Marc Ricourt draws his inspiration from the ancient utilitarian object of the vessel. He comments that, ‘I’ve based my work around a simple but very essential object, as it was the first tool created and used by mankind… My work on vessels has allowed me to develop a relationship between ancient or geographically remote cultures and civilizations and modern creations. The most important facet of my work is the research and exploration of new forms, colours, textures and finishes.’
Marc sources the wood he uses from his local landscape in Dijon, France. He initially turns on a traditional lathe and then intricately carves and treats the surfaces through bleaching, dying or an application of ferrous oxide, to explore the vessel through organic shapes that often recall seedpods and the undulating edges of leaves, carved as delicate linear fins.
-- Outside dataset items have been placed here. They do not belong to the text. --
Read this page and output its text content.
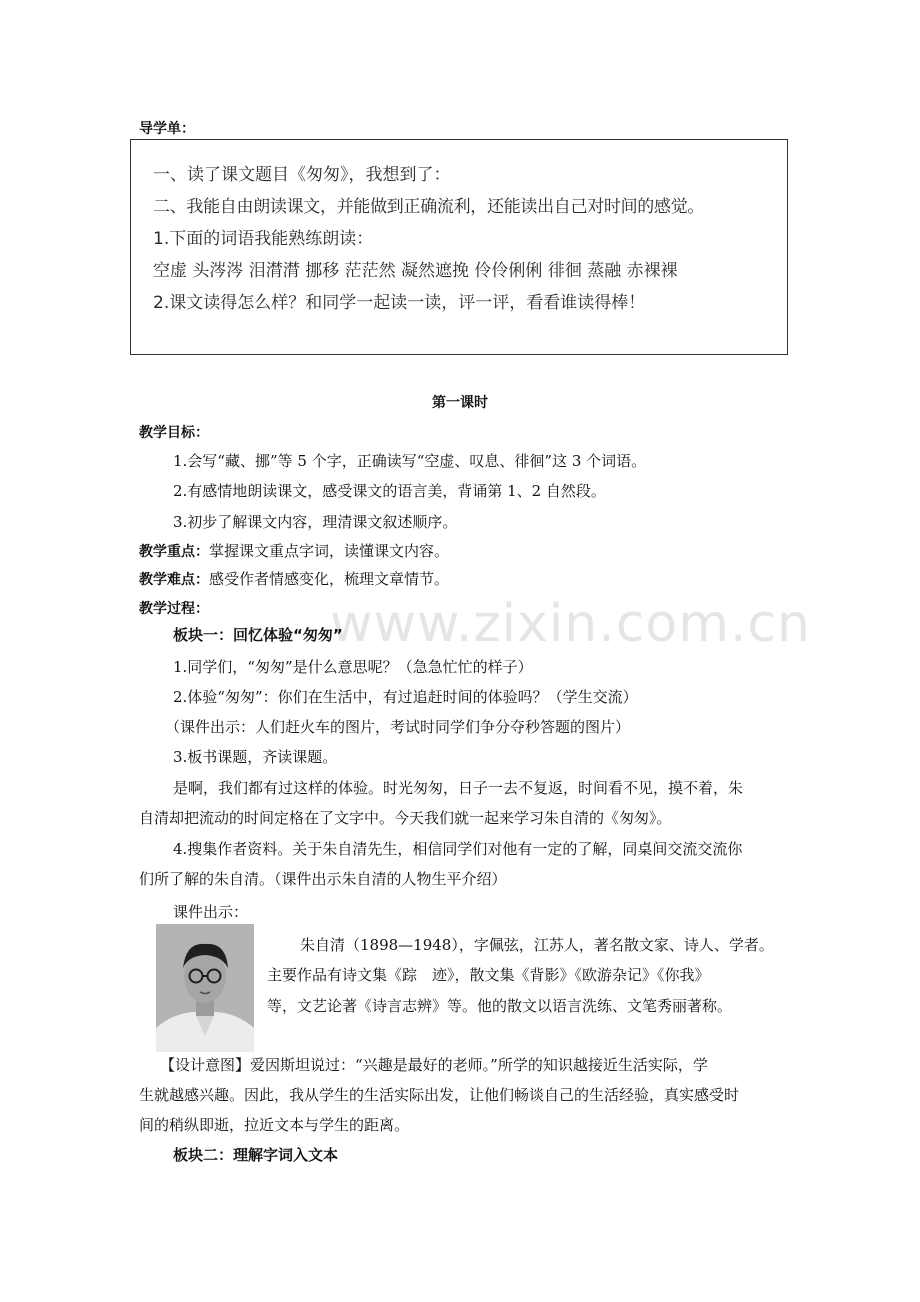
导学单：
一、读了课文题目《匆匆》，我想到了：
二、我能自由朗读课文，并能做到正确流利，还能读出自己对时间的感觉。
1.下面的词语我能熟练朗读：
空虚 头涔涔 泪潸潸 挪移 茫茫然 凝然遮挽 伶伶俐俐 徘徊 蒸融 赤裸裸
2.课文读得怎么样？和同学一起读一读，评一评，看看谁读得棒！
第一课时
教学目标：
1.会写“藏、挪”等 5 个字，正确读写“空虚、叹息、徘徊”这 3 个词语。
2.有感情地朗读课文，感受课文的语言美，背诵第 1、2 自然段。
3.初步了解课文内容，理清课文叙述顺序。
教学重点：掌握课文重点字词，读懂课文内容。
教学难点：感受作者情感变化，梳理文章情节。
教学过程： www.zixin.com.cn
板块一：回忆体验“匆匆”
1.同学们，“匆匆”是什么意思呢？（急急忙忙的样子）
2.体验“匆匆”：你们在生活中，有过追赶时间的体验吗？（学生交流）
（课件出示：人们赶火车的图片，考试时同学们争分夺秒答题的图片）
3.板书课题，齐读课题。
是啊，我们都有过这样的体验。时光匆匆，日子一去不复返，时间看不见，摸不着，朱
自清却把流动的时间定格在了文字中。今天我们就一起来学习朱自清的《匆匆》。
4.搜集作者资料。关于朱自清先生，相信同学们对他有一定的了解，同桌间交流交流你
们所了解的朱自清。（课件出示朱自清的人物生平介绍）
课件出示：
朱自清（1898—1948），字佩弦，江苏人，著名散文家、诗人、学者。
主要作品有诗文集《踪　迹》，散文集《背影》《欧游杂记》《你我》
等，文艺论著《诗言志辨》等。他的散文以语言洗练、文笔秀丽著称。
【设计意图】爱因斯坦说过：“兴趣是最好的老师。”所学的知识越接近生活实际，学
生就越感兴趣。因此，我从学生的生活实际出发，让他们畅谈自己的生活经验，真实感受时
间的稍纵即逝，拉近文本与学生的距离。
板块二：理解字词入文本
Historically, Marc has worked with green wood and followed the grain of the timber to achieve the perfect form. Recently, however, he has been experimenting with dried out firewood taken from the heart of the tree, to create highly textured rugged surfaces that heighten the sculptural aspect of his work.
Marc has exhibited extensively in the UK and internationally. His work is placed in significant private and public collections, including Musée des Pays de L'Ain, France; the Wood Turning Center, UK; The Center for Art in Wood, USA;and the ASU Art Museum, Tempe, USA. He was shortlisted for the Loewe Craft Prize 2020.